From Landour we descended amongst the thick brushwood, and long tangled grass which clad the mountain sides until we reached the bottom of a kudd, or valley, not far above the level of the plains, through which foamed an impetuous mountain torrent. We had some difficulty in fording this stream, on account of its rapidity and the quantity of large moveable stones in its bed. Being surrounded by precipitous mountains, which completely intercepted every current of air, the heat in this valley was exceedingly oppressive. The vegetation around us was most luxuriant, and it was with considerable toil we forced our way through the wilderness of shrubs, interwoven with long matted grass.

We now commenced the abrupt ascent of the Tyne mountains, along a narrow Paharrie track, where the footing was extremely precarious, and a false step would have consigned the perpetrator to the tender mercies of the sharp pointed rocks several hundred feet beneath. About nightfall it became very difficult to distinguish the track, but our ponies, who scrambled along without any accidents behind us, seeming to make light of the matter, we mounted and trusted to their sagacity.

I had cause, ere long, to repent this misplaced confidence, for, on turning a sharp angle of rock, I was interrupted during an energetic argument with my successor by a most appalling stumble, and, in an instant, disappeared with my faithless quadruped, from the eyes of my astonished brother disputant.

A few feet under the ledge of rock grew a kind hearted shrub, (better deserving of immortality than the tree of murderous intentions upon Horace,) which I embraced and clung to with affectionate eagerness. My poor pony fared otherwise, and by the crashing amongst the stones and shrubs underneath, I had cause to conjecture he was suffering bitter punishment for his error: far from it, the fall had soon been converted into a roll, on the fortunately gradual slope of this especial spot, and we found him busily engaged with the thick grass which had preserved, and was now nourishing, the little viper.

The moon now made her appearance, and we reached a platform of land where fields of wheat and barley announced the vicinity of a village, whose mud huts we descried on the side of a steep ravine; above which towered a noble grove of the picturesque and lofty deodar. Under these we pitched our tents, and soon became unconscious alike of time and place.

Rising at daybreak, we recommenced the toilsome ascent, and, shortly after noon, reached the summit, whence was beheld an apparently endless range of mountain upon mountain, the nearest bristling with forests, the furthest hoary with snow. The description would be but a continual recurrence to the same imagery, so much does, nature resemble herself in the drapery which she has spread on these wild regions.

Next morning, we commenced our preparations for the chase, and having each taken up a position, our dogs and Paharries entered the heavy cover, each giving tongue as the game started.

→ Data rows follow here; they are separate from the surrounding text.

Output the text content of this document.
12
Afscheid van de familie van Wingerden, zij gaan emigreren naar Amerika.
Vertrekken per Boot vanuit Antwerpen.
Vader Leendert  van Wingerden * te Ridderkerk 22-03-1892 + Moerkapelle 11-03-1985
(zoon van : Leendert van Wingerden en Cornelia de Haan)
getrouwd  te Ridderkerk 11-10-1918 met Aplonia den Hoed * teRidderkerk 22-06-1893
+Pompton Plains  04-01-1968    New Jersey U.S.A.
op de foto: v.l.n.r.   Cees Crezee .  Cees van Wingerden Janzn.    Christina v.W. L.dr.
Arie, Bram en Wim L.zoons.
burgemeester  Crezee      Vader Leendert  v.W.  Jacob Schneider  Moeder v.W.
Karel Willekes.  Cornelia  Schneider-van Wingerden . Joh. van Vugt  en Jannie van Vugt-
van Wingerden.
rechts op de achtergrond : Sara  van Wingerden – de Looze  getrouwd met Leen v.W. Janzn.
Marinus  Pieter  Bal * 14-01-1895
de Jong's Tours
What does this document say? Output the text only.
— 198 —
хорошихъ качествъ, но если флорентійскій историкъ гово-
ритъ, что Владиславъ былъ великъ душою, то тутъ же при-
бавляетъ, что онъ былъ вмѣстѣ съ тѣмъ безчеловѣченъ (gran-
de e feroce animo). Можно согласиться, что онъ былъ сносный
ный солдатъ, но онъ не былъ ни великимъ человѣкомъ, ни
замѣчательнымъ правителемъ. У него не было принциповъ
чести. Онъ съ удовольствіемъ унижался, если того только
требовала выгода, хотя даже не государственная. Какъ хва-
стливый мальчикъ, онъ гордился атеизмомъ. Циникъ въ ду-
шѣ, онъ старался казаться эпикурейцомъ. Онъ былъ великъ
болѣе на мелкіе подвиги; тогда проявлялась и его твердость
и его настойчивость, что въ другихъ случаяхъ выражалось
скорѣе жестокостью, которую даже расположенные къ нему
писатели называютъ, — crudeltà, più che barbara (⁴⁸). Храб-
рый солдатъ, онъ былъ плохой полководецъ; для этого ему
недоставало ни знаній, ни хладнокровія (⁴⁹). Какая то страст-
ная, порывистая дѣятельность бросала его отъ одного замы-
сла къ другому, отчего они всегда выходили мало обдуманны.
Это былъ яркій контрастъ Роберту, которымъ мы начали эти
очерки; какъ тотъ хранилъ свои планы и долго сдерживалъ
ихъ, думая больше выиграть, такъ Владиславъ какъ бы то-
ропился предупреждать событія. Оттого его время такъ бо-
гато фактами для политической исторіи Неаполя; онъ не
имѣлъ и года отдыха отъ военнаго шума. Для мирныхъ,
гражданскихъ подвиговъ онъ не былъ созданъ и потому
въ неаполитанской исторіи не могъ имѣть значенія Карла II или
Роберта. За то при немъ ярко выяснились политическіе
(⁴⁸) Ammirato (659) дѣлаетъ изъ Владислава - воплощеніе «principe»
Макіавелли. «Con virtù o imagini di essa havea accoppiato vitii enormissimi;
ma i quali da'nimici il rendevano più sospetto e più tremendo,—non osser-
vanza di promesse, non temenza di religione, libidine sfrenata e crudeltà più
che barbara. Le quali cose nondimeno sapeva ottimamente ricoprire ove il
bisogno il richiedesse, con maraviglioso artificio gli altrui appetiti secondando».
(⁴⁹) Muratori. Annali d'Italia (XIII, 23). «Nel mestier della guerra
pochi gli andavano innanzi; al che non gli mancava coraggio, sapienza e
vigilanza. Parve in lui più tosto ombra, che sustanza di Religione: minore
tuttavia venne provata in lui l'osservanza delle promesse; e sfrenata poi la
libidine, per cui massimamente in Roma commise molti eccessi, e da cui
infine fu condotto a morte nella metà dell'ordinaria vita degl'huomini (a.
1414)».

The ear was now awake with intense expectation; the before-predominating silence was broken by echoed sounds.

The whirr of the gaudy pheasant as he sprang upwards from the covert, was succeeded by the roar of the murderous fowling-piece ringing his death-knell among his native hills; and the sharp crack of the rifle followed the track of the deer, as he dashed from the woods, and bounded wildly down the rocky precipices.